The Legacy of Henri de Toulouse-Lautrec
Toulouse-Lautrec's career coincided with the expansion of the urban middle class - people with money to spend on entertainment, but who weren't part of high society. He anticipated and shaped the needs of this audience and his style began to make an impact during his lifetime, inspiring the exaggerated outlines, languid, organic forms and script writing that appeared in the Art Nouveau movement.
He is one of the pillars holding up the rest of modern art. Without him, you'd have no Picasso, Warhol, Diane Arbus, or Chuck Close. Toulouse-Lautrec's celebration of consumer culture and iconic popular advertisements paved the way for Pop art. In addition his portrayals fueled the obsession with superstars that persists today (think Nicki Minaj, Justin Bieber, Madonna, Miley Cyrus - the list goes on and on).
One further aspect of Toulouse-Lautrec's achievement deserves special attention.
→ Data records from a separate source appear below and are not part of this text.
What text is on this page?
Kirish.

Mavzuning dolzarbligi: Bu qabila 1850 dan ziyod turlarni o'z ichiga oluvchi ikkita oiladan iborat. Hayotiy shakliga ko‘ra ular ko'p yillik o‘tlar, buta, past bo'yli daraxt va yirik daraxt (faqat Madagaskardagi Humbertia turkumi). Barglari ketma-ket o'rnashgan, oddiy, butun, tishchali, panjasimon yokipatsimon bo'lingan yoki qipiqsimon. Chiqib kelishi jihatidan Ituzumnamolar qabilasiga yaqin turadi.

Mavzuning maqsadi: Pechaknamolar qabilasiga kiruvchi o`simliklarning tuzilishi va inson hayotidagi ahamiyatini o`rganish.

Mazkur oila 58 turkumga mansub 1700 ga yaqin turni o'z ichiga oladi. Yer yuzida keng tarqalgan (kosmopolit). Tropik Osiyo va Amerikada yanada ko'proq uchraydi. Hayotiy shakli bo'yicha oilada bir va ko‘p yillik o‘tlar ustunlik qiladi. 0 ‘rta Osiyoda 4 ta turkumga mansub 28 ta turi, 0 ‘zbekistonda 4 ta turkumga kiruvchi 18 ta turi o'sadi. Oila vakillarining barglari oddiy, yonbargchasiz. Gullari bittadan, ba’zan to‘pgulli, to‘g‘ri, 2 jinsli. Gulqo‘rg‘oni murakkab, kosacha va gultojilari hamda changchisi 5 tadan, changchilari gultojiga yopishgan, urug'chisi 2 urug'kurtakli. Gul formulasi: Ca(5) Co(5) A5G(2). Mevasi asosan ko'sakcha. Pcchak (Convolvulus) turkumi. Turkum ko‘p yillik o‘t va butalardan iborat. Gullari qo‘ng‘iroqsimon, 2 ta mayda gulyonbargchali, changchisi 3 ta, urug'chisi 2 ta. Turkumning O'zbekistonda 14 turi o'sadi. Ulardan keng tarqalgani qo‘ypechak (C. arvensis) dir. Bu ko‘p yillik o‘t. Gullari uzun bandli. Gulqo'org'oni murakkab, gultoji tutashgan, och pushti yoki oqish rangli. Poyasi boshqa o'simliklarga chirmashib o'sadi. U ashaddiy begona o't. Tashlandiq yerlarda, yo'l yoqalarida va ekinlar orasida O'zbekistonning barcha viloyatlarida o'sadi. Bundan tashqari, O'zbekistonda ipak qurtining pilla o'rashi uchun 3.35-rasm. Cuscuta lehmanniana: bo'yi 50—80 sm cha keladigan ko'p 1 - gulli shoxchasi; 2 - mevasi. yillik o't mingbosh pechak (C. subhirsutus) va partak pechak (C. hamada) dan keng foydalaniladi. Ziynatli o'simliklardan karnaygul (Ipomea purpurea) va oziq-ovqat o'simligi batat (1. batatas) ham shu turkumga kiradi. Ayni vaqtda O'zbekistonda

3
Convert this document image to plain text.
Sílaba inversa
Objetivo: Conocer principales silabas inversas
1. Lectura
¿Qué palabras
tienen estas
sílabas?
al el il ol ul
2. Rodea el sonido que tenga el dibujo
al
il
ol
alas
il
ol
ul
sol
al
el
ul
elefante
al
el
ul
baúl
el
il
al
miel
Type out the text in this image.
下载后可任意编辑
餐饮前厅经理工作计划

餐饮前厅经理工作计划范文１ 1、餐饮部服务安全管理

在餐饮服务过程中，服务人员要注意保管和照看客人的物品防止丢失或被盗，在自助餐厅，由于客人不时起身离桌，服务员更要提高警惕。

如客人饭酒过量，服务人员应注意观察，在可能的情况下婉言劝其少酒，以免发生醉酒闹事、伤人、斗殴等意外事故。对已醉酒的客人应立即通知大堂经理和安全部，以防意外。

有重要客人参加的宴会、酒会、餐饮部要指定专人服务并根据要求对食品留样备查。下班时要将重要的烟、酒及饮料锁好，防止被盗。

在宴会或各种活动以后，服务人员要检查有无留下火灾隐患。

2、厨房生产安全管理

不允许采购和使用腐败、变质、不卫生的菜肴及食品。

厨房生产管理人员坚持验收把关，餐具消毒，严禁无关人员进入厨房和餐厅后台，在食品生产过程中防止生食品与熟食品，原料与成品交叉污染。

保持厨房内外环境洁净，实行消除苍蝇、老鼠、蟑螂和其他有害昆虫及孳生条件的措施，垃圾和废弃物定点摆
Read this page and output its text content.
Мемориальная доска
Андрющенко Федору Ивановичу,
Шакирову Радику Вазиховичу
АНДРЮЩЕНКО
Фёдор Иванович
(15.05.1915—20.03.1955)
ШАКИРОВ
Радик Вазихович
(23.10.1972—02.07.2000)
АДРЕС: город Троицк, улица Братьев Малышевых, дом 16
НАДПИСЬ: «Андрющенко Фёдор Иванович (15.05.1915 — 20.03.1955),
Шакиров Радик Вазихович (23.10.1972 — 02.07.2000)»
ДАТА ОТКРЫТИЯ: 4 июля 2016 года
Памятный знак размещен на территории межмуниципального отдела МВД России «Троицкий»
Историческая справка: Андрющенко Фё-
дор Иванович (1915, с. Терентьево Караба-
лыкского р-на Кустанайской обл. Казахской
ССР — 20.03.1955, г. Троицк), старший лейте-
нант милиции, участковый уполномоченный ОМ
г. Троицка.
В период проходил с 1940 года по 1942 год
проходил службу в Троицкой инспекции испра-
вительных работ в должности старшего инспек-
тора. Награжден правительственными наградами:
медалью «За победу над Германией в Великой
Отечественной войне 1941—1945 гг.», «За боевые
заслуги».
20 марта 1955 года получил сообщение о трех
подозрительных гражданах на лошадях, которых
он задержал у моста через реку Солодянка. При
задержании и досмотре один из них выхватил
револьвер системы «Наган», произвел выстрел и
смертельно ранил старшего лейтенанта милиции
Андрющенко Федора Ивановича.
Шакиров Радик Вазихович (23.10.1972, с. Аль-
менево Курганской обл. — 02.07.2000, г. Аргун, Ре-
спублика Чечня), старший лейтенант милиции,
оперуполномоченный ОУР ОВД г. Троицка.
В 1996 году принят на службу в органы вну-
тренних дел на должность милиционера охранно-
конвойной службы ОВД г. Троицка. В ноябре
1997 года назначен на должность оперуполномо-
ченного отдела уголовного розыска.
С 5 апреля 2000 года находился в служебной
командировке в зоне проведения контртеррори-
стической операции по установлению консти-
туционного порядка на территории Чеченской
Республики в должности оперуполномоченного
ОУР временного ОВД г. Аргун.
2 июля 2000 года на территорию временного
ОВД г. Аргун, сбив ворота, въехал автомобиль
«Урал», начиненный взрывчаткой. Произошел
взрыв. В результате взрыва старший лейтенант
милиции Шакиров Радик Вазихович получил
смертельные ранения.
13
Despite the celebrated freedom and individualism of modern art, few artists of any period have been able to overcome social prejudice. While rubbing elbows with the riffraff was an acceptable, even encouraged rite-of- passage among avant-garde artists, Degas, Manet, and Van Gogh maintained a certain aloofness from their working-class subjects. Toulouse-Lautrec was able to develop true friendships that transcended the rigid class structure of 19th-century Paris. His brilliant insights into the glitter and desperation of Paris nightlife, a study in contrasts, were not only more brilliant but more humane than any that had come before him, setting the bar high for future artists.